A Lexicon-Corpus-based Unsupervised Chinese Word Segmentation Approach
Publicado en línea: 01 mar 2014
Páginas: 263 - 282
DOI: https://doi.org/10.21307/ijssis-2017-655
Palabras clave
© 2014 Lu Pengyu et al., published by Sciendo
This work is licensed under the Creative Commons Attribution-NonCommercial-NoDerivatives 4.0 International License.

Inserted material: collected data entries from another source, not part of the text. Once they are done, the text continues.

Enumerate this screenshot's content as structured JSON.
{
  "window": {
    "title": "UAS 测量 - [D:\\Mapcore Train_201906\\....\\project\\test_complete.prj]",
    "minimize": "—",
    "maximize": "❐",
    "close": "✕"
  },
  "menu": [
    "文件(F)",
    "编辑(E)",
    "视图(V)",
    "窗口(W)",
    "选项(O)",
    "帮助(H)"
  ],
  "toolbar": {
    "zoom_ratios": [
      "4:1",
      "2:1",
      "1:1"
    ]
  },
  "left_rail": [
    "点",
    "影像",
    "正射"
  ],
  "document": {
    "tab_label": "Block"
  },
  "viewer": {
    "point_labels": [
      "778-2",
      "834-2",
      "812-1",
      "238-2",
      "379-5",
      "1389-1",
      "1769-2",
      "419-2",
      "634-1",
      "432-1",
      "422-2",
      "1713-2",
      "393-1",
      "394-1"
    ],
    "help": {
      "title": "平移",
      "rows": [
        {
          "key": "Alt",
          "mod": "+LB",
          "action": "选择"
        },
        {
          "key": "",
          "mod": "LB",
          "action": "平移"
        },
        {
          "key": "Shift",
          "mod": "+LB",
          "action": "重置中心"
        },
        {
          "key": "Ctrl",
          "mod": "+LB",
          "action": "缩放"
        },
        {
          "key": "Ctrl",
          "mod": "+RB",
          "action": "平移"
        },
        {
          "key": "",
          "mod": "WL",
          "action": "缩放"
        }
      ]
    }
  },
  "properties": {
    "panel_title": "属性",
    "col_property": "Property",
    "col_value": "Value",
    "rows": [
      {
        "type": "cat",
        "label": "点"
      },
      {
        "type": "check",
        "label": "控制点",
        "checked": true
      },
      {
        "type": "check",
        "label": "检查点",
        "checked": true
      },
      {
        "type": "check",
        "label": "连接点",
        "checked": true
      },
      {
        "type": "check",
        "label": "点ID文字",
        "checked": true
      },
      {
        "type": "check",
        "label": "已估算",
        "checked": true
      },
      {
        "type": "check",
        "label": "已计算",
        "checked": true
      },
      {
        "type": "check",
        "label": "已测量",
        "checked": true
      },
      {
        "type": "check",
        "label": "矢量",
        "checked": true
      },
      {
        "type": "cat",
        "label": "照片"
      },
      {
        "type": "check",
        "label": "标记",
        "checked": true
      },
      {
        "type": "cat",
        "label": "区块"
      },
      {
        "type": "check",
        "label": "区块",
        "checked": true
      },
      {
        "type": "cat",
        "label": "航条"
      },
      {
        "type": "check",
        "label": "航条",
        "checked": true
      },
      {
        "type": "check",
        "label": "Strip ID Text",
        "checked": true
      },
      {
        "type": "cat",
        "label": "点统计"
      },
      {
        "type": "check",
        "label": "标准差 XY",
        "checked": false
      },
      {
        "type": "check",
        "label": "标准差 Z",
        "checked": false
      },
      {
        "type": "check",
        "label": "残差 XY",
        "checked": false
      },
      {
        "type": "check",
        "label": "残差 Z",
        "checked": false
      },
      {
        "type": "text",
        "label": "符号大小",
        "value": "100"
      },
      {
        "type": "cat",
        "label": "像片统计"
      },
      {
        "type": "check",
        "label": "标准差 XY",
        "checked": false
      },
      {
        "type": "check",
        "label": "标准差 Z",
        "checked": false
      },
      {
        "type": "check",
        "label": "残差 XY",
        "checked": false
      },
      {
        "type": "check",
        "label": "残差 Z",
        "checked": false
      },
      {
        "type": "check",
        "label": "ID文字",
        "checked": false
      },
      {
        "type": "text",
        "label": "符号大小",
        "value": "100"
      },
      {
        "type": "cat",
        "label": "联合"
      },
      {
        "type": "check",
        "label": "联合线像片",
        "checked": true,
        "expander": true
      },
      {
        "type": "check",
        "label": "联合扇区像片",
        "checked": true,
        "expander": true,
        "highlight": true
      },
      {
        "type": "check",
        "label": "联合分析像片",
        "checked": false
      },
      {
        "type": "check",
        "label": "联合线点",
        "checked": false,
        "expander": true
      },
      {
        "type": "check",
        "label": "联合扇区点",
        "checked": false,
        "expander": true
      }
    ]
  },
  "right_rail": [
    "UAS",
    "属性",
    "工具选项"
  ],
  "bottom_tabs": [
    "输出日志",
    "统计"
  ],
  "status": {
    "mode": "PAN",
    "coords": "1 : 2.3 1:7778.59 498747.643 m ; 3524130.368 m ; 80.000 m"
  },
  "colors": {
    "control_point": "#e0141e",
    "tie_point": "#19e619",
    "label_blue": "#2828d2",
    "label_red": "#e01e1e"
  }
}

This paper presents a Lexicon-Corpus-based Unsupervised (LCU) Chinese word segmentation approach to improve the Chinese word segmentation result. Specifically, it combines advantages of lexicon-based approach and Corpus-based approach to identify out-of-vocabulary (OOV) words and guarantee segmentation consistency of the actual words in texts as well. In addition, a Forward Maximum Fixed-count Segmentation (FMFS) algorithm is developed to identify phrases in texts at first. Detailed rules and experiment results of LCU are presented, too. Compared with lexicon-based approach or corpus-based approach, LCU approach makes a great improvement in Chinese word segmentation, especially for identifying n-char words. And also, two evaluation indexes are proposed to describe the effectiveness in extracting phrases, one is segmentation rate (S), and the other is segmentation consistency degree (D).